Cell cytopathic effect (CPE) inhibition assay and determination of IC50

To examine the antiviral effect of diphyllin, IC50 of diphyllin (the concentration of diphyllin showing 50% inhibition of virus-induced CPE) against FIPV-NTU156 was assessed using the cell viability assay. Briefly, fcwf-4 cells were seeded on 96-well microplates (2 × 104 cells/well) one day prior to experiment to obtain an 80% confluent cell monolayer. Diphyllin was twofold diluted and added to fcwf-4 cells for 1 hr before virus inoculation. After 1 hr period of infection with a multiplicity of infection (MOI) of 0.0001 with FIPV NTU156, each well was washed and overlaid with media containing diphyllin of the same concentrations as in the initial treatment step. An alternative FIPV-NTU204 strain was tested using the same infection protocol with an MOI of 0.01 and 0.1. After another 24 hr of incubation, cellular viability was examined by an MTT assay. Signals from cells without infection and diphyllin treatment were used to represent 100% cell viability. The concentration of free diphyllin and diphyllin nanoparticles that inhibited virus-induced CPE by 50% (CC50) was determined by fitting the data onto a non-linear regression curve using GraphPad Prism (GraphPad Software).

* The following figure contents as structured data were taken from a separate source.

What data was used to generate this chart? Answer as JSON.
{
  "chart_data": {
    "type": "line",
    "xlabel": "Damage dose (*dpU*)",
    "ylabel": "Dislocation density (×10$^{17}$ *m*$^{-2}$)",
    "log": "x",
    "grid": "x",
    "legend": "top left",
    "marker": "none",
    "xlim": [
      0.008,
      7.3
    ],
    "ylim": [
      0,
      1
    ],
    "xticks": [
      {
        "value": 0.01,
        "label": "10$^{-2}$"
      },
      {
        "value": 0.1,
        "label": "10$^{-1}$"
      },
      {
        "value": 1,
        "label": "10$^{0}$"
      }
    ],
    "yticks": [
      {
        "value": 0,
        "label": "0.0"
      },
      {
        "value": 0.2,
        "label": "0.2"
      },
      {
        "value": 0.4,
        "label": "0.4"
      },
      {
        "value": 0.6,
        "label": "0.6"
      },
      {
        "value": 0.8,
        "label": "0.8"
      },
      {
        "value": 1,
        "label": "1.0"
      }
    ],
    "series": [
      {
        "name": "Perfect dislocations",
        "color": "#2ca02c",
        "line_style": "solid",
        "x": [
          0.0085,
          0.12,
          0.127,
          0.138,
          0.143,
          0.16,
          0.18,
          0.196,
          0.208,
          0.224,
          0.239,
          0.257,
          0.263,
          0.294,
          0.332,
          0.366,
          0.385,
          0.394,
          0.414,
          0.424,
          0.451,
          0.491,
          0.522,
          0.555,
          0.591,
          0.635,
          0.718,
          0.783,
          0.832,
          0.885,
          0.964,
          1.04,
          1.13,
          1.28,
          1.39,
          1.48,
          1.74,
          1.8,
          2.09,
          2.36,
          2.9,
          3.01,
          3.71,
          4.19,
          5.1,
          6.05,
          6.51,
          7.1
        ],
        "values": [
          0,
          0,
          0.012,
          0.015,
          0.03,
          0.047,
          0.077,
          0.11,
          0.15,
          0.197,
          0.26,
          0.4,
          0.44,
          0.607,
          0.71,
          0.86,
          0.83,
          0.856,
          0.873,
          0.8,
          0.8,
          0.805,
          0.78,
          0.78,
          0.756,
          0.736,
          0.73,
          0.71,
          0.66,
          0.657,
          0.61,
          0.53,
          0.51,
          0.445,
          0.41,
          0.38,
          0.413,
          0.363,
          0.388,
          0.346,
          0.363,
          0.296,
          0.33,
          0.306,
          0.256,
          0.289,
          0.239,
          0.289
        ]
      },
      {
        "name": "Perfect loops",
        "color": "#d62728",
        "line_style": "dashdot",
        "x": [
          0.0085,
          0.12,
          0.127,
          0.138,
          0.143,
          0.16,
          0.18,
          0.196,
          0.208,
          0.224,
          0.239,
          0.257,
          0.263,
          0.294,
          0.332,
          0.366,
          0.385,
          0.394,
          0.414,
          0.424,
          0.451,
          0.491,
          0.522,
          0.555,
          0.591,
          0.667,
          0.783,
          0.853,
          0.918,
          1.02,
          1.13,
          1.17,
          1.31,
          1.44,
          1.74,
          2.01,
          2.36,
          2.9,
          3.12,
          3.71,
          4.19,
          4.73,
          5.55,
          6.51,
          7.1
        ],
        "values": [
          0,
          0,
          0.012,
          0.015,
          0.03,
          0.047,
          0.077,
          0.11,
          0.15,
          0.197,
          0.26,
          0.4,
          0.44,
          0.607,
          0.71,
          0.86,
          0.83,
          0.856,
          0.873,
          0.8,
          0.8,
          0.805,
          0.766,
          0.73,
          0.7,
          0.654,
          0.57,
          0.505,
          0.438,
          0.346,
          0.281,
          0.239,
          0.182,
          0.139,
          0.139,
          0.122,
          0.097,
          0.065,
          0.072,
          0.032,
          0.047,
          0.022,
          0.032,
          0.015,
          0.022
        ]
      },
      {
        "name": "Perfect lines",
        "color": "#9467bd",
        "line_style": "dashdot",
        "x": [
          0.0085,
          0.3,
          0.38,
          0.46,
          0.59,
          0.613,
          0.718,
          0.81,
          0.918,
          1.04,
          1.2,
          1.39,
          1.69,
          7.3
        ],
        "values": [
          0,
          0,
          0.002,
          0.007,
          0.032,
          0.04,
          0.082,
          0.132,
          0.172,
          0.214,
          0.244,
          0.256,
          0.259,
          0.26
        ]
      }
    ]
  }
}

Establishment of in vitro antibody-dependent enhancement (ADE) infection of FIPV and the antiviral activity of diphyllin under the ADE infection

Upon addition of the mAb 6-4-2, the FIPV infection can be enhanced via Fc receptor (FcR)8. To set up the ADE infection condition, 1 mL of NTU156 viral suspension (1.4 × 104 PFU) was mixed with 1 mL of the mAb 6-4-2 (1:10 diluted hybridoma supernatant) in a 15-mL centrifuge tube at 4 °C for 1 hr on a rotator. Subsequently, 0.1 mL of the resulting mixture was inoculated to fcwf-4 or U937 cells (2 × 105 cells/well in a 12-well plate), which were pretreated with diphyllin for 1 hr. Bafilomycin A1 was used as a positive control. After the virus-antibody complex was added to cells and co-cultured for 3 hr (MOI = 0.0035), the cells were washed 3 times and re-incubated in diphyllin-containing fresh media. 48 hr later, supernatant from each well was collected and viral titers were determined by a plaque assay or qRT-PCR.

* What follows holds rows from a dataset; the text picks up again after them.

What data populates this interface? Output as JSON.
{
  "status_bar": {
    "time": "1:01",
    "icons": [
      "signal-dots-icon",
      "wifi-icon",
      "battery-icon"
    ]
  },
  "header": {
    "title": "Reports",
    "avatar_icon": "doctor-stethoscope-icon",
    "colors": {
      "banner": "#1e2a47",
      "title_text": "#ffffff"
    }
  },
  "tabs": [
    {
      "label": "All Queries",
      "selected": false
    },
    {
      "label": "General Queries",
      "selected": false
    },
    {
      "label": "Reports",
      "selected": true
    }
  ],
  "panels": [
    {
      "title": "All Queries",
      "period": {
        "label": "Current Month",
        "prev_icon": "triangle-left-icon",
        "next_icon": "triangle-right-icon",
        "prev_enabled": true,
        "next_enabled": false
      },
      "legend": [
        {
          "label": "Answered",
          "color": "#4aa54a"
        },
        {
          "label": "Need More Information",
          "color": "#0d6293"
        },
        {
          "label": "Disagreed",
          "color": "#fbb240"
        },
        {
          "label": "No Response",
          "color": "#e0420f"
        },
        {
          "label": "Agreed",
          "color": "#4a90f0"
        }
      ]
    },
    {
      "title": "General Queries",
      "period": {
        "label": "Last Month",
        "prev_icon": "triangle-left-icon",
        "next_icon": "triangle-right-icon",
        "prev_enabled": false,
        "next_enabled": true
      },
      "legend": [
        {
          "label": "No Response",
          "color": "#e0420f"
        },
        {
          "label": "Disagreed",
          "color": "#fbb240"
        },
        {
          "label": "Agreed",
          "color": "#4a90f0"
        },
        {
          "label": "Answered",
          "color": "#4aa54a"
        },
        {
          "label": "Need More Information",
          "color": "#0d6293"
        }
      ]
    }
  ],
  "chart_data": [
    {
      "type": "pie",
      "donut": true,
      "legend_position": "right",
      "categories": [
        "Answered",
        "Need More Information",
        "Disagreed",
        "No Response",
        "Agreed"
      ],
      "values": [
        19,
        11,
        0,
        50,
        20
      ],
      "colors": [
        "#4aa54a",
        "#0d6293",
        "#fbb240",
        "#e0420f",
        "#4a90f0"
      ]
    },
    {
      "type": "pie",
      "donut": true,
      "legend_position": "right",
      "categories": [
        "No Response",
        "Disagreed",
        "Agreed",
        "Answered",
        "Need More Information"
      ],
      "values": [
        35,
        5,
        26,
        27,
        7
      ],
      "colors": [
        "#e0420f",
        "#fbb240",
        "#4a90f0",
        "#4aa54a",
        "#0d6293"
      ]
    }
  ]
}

Diphyllin nanoparticle safety in mice

8-week-old female BALB/c mice were intravenously administered with 100 μL of 80 mg/mL diphyllin nanoparticle (5 μg of diphyllin) twice on day 0 and day 1. Blood were withdrawn from the mice on day 0 before the nanoparticle administration, day 3, and day 9 for blood chemistry analysis. The mice were monitored for signs of distress and change in body weight for 9 days. The animal protocol was reviewed and approved by the Institutional Animal Care and Use Committee (IACUC) of the National Taiwan University (approval no. NTU105-EL-00181). All animal experiments were carried out in accordance with the approved guidelines.

Statistical analyses

Data were analyzed by unpaired t tests or ANOVA by Dunnett’s multiple comparison tests using GraphPad Prism (GraphPad Software). The p values smaller than 0.05 were considered significant.

Data availability

The datasets generated during the current study are available from the corresponding author on reasonable request.